As indústrias de manufatura já reconhecem os ganhos alcançados pela eliminação do papel e digitalização do sistema. Considerando-se a natureza do chão de fábrica e do número de pessoas que precisam colaborar e compartilhar informações, a ideia de uma manufatura paperless extende os benefícios para várias áreas da indústria, trazendo transformações fundamentais nas operações.

A indústria paperless tem se popularizado durante os últimos anos. A inserção de dados manuais em computadores ou planilhas no processo fabril podem resultar em falhas como imprecisão e latência, os quais podem comprometer a qualidade de um produto. As empresas de grande porte e de tecnologia já evitam o uso de papel nas linhas de produção, obtendo melhores índices de qualidade, eficiência em inovação e rápida atualização dos procedimentos dos processos. No entanto, muitas delas ainda usam o papel e podem perder espaço de mercado ao tornarem-se menos competitivas, já que isso é uma tendência entre as indústrias.

O grande desafio então é fazer a transição do modelo atual para o paperless. No entanto, não é fácil refazer um processo estável que já está funcionando há anos. Seria um erro pensar que simplesmente converter documentos em arquivos PDF é a solução para operar em modo paperless. Trocar o papel por uma tela de computador não define o modo de operação de manufatura sem papel. Transformar tudo em digital é só o início da solução completa.

Há ganhos em diversos aspectos através da eliminação de papel na indústria:

Redução de custos

A diminuição ou eliminação do uso do papel é a base do contexto. Mas na prática os efeitos são ainda maiores do que parece ser. Numa multinacional de manufatura, imagine a quantidade de papel que se acumula entre ordens de trabalho, relatórios, instruções de máquinas etc., sem ainda considerar o fato de ter que lidar com a estocagem desse conteúdo. Ganha-se de forma significativa com a redução de gastos da compra de papel, espaço de armazenamento, custos de eliminação e indiretamente com a gestão de documentos. Por falar em gestão de documentos, entenda que colaboradores precisam imprimir e distribuir instruções de trabalho por toda a fábrica de forma contínua e dinâmica. Além de sobrecarregar colaboradores com tarefas de baixo retorno, aumenta o risco de erro devido à frequente atualização da versão de documentos.

Flexibilidadade e rapidez

A dinâmica da manufatura depende da demanda de clientes, disponibilidade de material e de máquinas. Ações podem ser tomadas de forma rápida num ambiente sistematizado, seja atualizando os procedimentos de trabalho, regras de operação ou compra de material. As informações obtidas em tempo real permitem acelerar as tomadas de decisão, dado que diminui a latência do processo após a eliminação de relatórios em papel. Isso também é extendido quando pensamos que a mesma informação fabril pode ser disponibilizada remotamente para engenheiros e stakeholders.

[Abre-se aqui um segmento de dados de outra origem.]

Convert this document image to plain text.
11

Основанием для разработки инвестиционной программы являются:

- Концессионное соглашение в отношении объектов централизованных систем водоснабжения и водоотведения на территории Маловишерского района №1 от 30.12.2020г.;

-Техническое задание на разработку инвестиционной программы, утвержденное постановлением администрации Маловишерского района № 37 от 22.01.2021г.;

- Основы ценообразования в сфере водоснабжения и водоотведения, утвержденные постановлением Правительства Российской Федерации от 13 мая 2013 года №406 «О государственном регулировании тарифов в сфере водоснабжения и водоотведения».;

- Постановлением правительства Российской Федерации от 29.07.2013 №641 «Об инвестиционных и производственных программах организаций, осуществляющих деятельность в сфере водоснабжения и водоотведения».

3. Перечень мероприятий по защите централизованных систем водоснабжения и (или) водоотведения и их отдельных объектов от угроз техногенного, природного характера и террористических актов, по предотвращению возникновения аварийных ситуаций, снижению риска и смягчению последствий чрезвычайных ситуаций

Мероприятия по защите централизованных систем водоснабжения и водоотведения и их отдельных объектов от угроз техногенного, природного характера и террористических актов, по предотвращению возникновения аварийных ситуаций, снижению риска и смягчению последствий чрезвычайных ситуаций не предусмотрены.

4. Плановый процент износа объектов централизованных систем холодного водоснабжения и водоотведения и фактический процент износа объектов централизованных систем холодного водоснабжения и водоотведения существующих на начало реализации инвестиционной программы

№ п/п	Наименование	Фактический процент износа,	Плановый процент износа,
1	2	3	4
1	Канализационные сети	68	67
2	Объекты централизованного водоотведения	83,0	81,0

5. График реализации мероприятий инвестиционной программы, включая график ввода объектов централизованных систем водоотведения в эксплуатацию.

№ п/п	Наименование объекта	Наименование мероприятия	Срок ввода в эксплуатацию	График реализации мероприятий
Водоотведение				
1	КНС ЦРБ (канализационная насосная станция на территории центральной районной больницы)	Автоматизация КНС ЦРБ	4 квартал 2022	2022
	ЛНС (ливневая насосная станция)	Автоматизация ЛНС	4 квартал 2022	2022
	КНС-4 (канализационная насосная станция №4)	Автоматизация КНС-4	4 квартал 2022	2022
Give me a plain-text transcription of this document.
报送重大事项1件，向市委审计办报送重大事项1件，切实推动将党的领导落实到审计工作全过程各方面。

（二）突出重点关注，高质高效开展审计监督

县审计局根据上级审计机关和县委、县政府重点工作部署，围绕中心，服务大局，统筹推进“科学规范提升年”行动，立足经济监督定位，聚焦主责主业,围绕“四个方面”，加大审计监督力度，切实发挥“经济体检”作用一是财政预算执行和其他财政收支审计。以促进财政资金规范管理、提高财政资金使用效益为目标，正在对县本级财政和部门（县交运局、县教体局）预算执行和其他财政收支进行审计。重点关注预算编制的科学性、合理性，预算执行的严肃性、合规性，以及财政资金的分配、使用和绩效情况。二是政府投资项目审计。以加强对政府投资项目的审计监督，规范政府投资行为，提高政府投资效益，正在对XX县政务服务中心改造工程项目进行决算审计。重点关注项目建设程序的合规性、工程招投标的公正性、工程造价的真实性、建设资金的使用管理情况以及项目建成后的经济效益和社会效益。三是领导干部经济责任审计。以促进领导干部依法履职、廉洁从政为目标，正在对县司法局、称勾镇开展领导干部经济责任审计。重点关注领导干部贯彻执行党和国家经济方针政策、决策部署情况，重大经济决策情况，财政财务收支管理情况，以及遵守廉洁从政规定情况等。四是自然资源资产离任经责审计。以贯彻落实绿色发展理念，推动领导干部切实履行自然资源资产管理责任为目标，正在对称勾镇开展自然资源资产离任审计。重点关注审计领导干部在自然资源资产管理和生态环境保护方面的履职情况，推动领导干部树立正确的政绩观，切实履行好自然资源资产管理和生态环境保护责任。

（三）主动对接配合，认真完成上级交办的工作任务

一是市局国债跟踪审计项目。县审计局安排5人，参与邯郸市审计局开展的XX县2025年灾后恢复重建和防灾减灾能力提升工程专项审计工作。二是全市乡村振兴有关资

Analisando o cenário atual, onde os processos tendem a se tornar mais enxutos e com novas regulamentações, a rapidez nas tomadas de decisão se transformam em redução de custos ou de prejuízos. Considere um cenário onde um produto sofre recall. A rápida análise de dados minimiza o prejuízo através da localização dos lotes com falhas, da busca pela causa raíz e da correção do processo/qualidade.

Eficiência e produtividade

As informações do chão de fábrica utilizadas no planejamento de produção não dependem da finalização das ordens de trabalho em andamento. Os relatórios de produção são imediatos e automatizados. Qualquer informação adicional pode ser encontrada no banco de dados e sem a necessidade de procurar em pilhas de papel. O tempo poupado nestas situações pode ser usado em atividades de maior valor agregado. A performance de um operador é otimizada pelo tempo gasto nas etapas de fabricação, testes e montagem de produtos, e não pelo tempo procurando informação de processo em documentos.

Redução de risco e segurança

Num cenário sem papel, não há riscos da concorrência de documentos com revisões diferentes ou fora de ordem. Instrução de produção, manuais, ordem de serviço e lista de materiais são disponibilizados de forma correta durante o processo, eliminando o modelo atual de manter a papelada em ordem revisada. Neste modelo de trabalho, diminui-se o risco de reprovação em auditorias e garante-se aos operadores a correta instrução do processo, que por sua vez resulta em menor índice de retrabalho e geração de sucatas.

Qual o desafio em eliminar o papel da manufatura?

A eliminação de papel pode ser visto como desafiador e trabalhoso. Muitos empresários podem enxergar a necessidade de uma manobra custosa para alcançar o objetivo lançado, mas a boa noticía é que o processo pode ser quebrado em etapas. Ao invés de aplicar grande recurso na atualização da linha produtiva de uma vez, pode-se implementar o sistema em fases, modificando a linha de produção aos poucos. A execução gradativa do projeto garante maior controle e diminuição dos riscos.

A base para o ecossistema de uma empresa sem papel consiste em ter dados capturados automaticamente através de scanners, sensores e câmeras. A inserção de telas touchscreen junto aos sistemas de automação contribuem para agilizar o processo de manufatura. Inclui-se também a inserção de monitores que exibem dados em tempo real e dados consolidados da operação. Um passo importante é garantir que dados que já foram inseridos uma vez sejam re-utilizados em qualquer parte da cadeia de produção, seja ela em departamento de manufatura, administrativo ou financeiro.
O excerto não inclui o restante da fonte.